Thursday, April 15, 2004

armagideon time?

i was just staring down at earth. it is night, and the lights are on. rather beautiful. a radiant orb ... true, all flattened out into a rectangle, and smeared a bit into the corners and edges, but still quite pretty.

tonight, "angel" came to its expected peak, and our heroes learned they've been working for the wrong side. which they knew, which is extremely darkly funny. there was a speech about how, despite this knowledge, angel sat at his desk and signed the checks anyway. and meanwhile, the apocalypse has begun -- it's going on all around them, 24/7 -- and angel was too busy ... i think it was, accepting the way the world is. and heroes don't do that. and in his complacency, he was already down two soldiers, before he even knew there was a war on.

maybe angel tried to fool himself into thinking he was fighting the good fight from the inside, because he could not stand the idea of never winning. i don't think the point of fighting -- evil, whatever you want to call it -- is to win. it's to fight. buffy knew that. (not to sound like too much of a slayer geek.) i think it's one of those hard truths that everybody learns, and then they either choose to deal with it or choose to deny it. (like death. aging. illness. taxes.) you can't win, you can only fight.

what do we fight for?

i just read a graphic novel called it's a bird. it's a weird kind of meta story about superman, or really it's about a comics writer who gets the chance to write superman, just when things in his life are particularly not super. his whole rumination on superman hits all the points of origin, and yet manages to tease out threads of who superman is that are uniquely observed. the writer learns something, i think, about the appeal of a character he'd never particularly related to. while never quite putting superman in the action, he manages to make a weird kind of sense of superman ... and in so doing explores the nature of true, human heroism. while trolling through history and philosophy and psychology and family. sad yet uplifting, but not maudlin. kind of profound.

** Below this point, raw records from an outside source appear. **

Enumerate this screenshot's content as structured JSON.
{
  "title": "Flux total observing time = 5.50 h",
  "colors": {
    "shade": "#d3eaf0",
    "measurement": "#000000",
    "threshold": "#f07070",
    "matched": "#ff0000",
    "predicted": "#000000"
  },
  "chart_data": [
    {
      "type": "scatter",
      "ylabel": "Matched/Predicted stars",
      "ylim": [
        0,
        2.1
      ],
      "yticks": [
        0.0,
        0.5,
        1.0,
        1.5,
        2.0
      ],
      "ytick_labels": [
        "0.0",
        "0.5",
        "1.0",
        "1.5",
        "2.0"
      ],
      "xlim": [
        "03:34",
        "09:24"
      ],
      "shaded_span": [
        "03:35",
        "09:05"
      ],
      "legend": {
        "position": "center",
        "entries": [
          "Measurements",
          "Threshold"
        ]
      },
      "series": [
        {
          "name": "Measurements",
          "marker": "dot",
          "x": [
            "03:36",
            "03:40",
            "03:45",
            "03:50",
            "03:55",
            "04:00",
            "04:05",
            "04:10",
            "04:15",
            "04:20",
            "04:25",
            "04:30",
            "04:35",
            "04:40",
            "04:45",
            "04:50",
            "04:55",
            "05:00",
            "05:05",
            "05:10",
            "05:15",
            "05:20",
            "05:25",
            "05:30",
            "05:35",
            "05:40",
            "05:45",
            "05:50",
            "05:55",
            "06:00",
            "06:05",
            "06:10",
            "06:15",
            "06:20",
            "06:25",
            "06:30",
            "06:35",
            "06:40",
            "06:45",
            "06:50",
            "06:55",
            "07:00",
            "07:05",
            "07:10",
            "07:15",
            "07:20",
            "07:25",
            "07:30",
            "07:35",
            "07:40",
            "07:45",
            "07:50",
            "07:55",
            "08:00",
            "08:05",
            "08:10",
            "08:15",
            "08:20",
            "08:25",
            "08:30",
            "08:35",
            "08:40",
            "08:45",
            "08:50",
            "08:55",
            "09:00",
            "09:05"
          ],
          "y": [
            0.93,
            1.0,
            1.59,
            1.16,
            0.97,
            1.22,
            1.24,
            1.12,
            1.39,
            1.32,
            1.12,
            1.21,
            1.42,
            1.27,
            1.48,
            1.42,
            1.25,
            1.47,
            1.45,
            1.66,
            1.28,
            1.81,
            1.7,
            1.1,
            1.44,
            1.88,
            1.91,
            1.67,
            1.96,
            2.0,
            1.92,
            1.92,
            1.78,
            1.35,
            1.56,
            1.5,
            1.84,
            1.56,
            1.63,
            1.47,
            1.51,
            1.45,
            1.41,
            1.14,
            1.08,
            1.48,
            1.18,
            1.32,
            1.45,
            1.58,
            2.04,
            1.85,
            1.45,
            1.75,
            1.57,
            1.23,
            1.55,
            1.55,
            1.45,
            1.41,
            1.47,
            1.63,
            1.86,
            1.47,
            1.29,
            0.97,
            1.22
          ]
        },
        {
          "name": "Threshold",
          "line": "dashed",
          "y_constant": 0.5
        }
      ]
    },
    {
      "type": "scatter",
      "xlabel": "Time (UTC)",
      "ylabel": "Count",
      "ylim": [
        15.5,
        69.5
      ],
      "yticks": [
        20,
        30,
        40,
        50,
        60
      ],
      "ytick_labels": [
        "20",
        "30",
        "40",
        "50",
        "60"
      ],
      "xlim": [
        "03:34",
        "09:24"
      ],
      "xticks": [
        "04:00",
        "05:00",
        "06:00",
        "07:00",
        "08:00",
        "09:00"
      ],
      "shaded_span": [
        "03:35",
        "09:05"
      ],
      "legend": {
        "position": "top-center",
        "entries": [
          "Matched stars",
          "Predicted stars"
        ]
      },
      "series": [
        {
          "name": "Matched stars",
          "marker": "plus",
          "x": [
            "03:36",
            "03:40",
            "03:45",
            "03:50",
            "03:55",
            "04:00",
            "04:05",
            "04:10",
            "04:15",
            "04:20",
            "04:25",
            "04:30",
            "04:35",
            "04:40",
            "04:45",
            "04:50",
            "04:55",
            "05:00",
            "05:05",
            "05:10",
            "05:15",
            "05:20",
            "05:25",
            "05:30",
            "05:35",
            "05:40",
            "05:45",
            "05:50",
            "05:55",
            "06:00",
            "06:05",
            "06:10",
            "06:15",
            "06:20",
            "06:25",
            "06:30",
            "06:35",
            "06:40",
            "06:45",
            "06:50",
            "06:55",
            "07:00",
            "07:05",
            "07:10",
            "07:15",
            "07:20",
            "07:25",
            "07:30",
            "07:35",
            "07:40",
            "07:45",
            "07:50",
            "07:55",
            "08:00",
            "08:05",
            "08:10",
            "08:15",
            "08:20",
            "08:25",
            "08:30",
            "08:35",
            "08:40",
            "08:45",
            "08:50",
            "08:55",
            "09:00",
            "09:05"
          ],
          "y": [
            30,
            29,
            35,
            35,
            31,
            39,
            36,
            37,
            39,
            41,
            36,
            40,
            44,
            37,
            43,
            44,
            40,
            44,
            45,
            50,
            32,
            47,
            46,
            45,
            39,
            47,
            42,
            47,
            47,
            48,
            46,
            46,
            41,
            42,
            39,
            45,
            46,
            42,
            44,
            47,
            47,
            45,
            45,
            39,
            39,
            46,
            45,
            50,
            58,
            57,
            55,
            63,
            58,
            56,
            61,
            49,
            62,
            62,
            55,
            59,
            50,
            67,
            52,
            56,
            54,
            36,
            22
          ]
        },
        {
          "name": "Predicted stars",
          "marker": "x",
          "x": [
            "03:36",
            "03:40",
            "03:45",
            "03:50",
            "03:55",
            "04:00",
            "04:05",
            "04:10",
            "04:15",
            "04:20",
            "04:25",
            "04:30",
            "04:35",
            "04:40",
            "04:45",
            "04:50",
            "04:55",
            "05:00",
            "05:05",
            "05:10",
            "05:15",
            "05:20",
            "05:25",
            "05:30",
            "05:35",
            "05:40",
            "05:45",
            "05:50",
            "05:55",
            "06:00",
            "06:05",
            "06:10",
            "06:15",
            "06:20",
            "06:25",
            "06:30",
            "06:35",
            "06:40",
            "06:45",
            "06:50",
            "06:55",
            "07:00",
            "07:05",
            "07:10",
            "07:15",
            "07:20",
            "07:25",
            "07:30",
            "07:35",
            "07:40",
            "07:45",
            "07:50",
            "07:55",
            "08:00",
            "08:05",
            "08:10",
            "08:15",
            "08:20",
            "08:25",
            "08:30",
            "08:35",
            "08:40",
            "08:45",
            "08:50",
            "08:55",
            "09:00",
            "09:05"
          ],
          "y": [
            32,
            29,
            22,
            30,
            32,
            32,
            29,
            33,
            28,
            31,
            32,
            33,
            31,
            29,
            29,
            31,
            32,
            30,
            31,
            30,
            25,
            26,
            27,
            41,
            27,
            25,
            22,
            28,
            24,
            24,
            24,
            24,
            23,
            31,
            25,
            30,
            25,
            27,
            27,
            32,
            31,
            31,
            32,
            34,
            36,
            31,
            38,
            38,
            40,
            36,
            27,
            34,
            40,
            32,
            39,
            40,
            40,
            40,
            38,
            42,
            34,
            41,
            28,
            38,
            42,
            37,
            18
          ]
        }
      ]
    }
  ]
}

and the 9/11 commission hearings roll on, and the president makes his first press conference since the war started. only the third of his term. and he says something, regarding terrorists, to the effect of, they were at war with us, but we weren't at war with them. and that he quickly put us on a war footing. and he even said "of course you can" win a war on terrorism. which is basically saying you can win a war on evil. i find that blindingly naive. although i don't think he really believes it, it's still chilling.

and so, there's earth. all dressed up in its finest bling. beautiful. terrible. strange. smelly. breathtaking. crowded. empty. polluted. pristine. a big giant ball of contradictions ... but all we've got. and what of this war without end? (how LONG does it take to beat terror?) is this the apocalypse? not in any doom-prophet, take-me-now-jesus way; just in the critical-mass sense. big, bad shit happens on this planet quite a lot. things get swept away. humans are meant to annihilate each other, perhaps. yet people are so much alike. are we all just going along with it, letting the powers make us feel like a part of something, so we will sit behind our desks and write the checks, and do nothing because we want to be winners? not losers?

so the lights will eventually go out, leaving only another cold dead mass floating in space. and why should i then fight to make anything of my life? it is daunting, all this potential oblivion. in the endgame of endgames, it's dust to dust to nothingness.

yeah, but. i don't expect to win. and so i fight on.